To complement that, there is in Clause 91, which relates to contents and flavours, a power for the Government to make regulations concerning the “flavour of relevant products”. Here I want to make a point which I made in Committee and which is of the utmost importance; I speak as somebody who uses vapes. My point is that, in practice—I say this especially for the benefit of noble Lords who do not use vapes—the flavour descriptor on the vape has almost no relationship to the flavour of the vape.
My Lords, I strongly support the Bill and the ambition to create a smoke- free generation. Throughout my clinical and academic career, I have consistently argued for bold preventive action, because nothing would do more to reduce preventable death and health inequality than ending tobacco addiction. I am grateful to the noble Lord, Lord Moylan, and the noble Baroness, Lady Fox of Buckley, for Amendments 125 and 134. I understand the instincts behind them, but I cannot support them.

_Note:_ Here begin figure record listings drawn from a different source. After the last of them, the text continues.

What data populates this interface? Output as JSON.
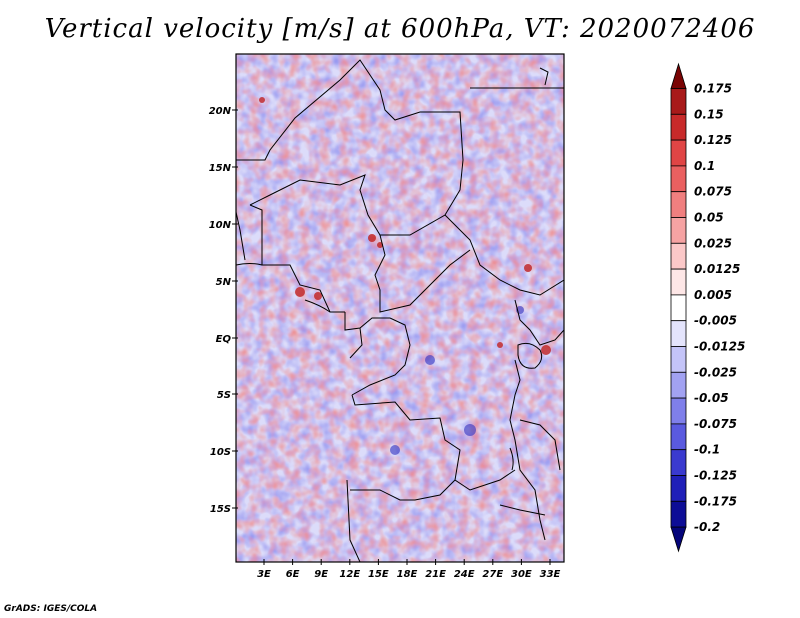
{
  "title": "Vertical velocity [m/s] at 600hPa, VT: 2020072406",
  "credit": "GrADS: IGES/COLA",
  "map": {
    "lat_labels": [
      "20N",
      "15N",
      "10N",
      "5N",
      "EQ",
      "5S",
      "10S",
      "15S"
    ],
    "lon_labels": [
      "3E",
      "6E",
      "9E",
      "12E",
      "15E",
      "18E",
      "21E",
      "24E",
      "27E",
      "30E",
      "33E"
    ],
    "colors": {
      "positive": "#e8423c",
      "negative": "#4a4ae0"
    }
  },
  "colorbar": {
    "labels": [
      "0.175",
      "0.15",
      "0.125",
      "0.1",
      "0.075",
      "0.05",
      "0.025",
      "0.0125",
      "0.005",
      "-0.005",
      "-0.0125",
      "-0.025",
      "-0.05",
      "-0.075",
      "-0.1",
      "-0.125",
      "-0.175",
      "-0.2"
    ],
    "colors": [
      "#7a0404",
      "#a81a1a",
      "#c82a2a",
      "#e04545",
      "#ea6060",
      "#f07f7f",
      "#f6a3a3",
      "#fbc8c8",
      "#fde6e6",
      "#ffffff",
      "#e4e4fc",
      "#c4c4f8",
      "#a2a2f2",
      "#7f7fea",
      "#5a5adf",
      "#3a3acf",
      "#2020b8",
      "#0d0d96",
      "#05057a"
    ]
  }
}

These amendments would limit the Government’s power to regulate flavour descriptors—the words on the packet rather than the chemical ingredients that create the flavour. Put simply, we would be regulating the label, not the substance.
The Chief Medical Officer’s evidence note is clear. Flavoured vaping products contain a wide range of chemicals, many of which are safe to eat but dangerous to inhale. The long-term effects of inhaling these substances are simply not known yet. Restricting regulations to descriptors alone would deny the Government’s ability to act as new science emerges. As we have heard, flavour is one of the principal drivers of youth uptake. If we regulate only what the packet says and not what the product contains, manufacturers will simply reformulate to maintain the same appeal. We would be inviting a regulatory game of cat and mouse, and it is a game that children will lose.

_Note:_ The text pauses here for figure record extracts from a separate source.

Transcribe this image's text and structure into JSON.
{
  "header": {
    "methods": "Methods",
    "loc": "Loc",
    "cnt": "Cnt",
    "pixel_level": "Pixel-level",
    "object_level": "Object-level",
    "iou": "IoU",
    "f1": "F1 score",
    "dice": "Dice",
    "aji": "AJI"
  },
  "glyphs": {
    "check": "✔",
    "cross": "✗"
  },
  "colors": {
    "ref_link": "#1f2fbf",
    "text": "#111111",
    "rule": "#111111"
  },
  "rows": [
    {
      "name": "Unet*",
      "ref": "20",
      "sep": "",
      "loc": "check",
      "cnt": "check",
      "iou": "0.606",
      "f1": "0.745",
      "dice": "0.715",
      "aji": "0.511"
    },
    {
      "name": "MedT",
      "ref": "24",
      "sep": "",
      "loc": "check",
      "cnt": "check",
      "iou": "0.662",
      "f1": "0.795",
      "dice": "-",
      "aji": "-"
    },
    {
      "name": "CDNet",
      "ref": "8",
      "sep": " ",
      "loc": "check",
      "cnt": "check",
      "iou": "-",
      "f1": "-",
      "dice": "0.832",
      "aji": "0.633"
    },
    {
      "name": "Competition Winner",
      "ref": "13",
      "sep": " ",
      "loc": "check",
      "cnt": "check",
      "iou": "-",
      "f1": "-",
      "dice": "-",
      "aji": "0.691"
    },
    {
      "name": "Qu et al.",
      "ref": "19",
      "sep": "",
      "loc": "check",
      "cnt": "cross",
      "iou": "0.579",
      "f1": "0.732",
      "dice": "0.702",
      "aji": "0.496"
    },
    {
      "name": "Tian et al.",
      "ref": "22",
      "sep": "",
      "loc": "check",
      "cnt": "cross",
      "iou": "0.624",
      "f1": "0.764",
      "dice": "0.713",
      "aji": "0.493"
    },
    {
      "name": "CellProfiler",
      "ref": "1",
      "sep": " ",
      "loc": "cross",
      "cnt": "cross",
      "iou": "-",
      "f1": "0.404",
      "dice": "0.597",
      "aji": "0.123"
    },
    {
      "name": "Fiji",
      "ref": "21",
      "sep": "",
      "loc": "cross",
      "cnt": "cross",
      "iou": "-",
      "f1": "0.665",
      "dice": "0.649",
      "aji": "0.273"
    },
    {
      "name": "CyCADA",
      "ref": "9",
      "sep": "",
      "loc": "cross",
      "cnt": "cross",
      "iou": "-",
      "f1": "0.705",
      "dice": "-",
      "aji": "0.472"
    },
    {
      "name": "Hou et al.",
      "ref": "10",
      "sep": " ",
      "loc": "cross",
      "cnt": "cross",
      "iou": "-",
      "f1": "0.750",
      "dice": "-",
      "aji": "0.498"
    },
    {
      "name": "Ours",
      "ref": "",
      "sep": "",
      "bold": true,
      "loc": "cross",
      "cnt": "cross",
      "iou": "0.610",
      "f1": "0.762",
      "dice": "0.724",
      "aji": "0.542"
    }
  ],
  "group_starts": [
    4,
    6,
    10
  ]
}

I hate to interrupt the noble Lord, but Clause 91 gives the Secretary of State powers to regulate the substances that may be included in a relevant product. I am not proposing that we change that at all. I am simply suggesting we change “flavour” to “flavour descriptor”, because flavour is inherently subjective. The substances which may be toxic or harmful would remain in scope of the legislation in the language the Government have chosen to use, irrespective of my amendment. I interrupt the noble Lord only because I am not entirely sure that he has grasped the effect of my amendment, and I thought he might want to reflect on that.
If I have not, then I apologise. I still believe it is not clear on paper. I feel it is the flavour that is being bound, but if the noble Lord’s amendment is correcting that, that is fine. Narrowing the powers before the science is settled is another issue. There is very little scientific evidence on the impact of the taste or whatever the inhaler contains. This has not been utilised before, so we do not know the dangers of the substance that is being inhaled. The prudent course is to retain the widest possible powers and to act on evidence as it emerges. To do otherwise will leave our children exposed to risks we could have prevented. I urge the House to at least look at these amendments or reject them.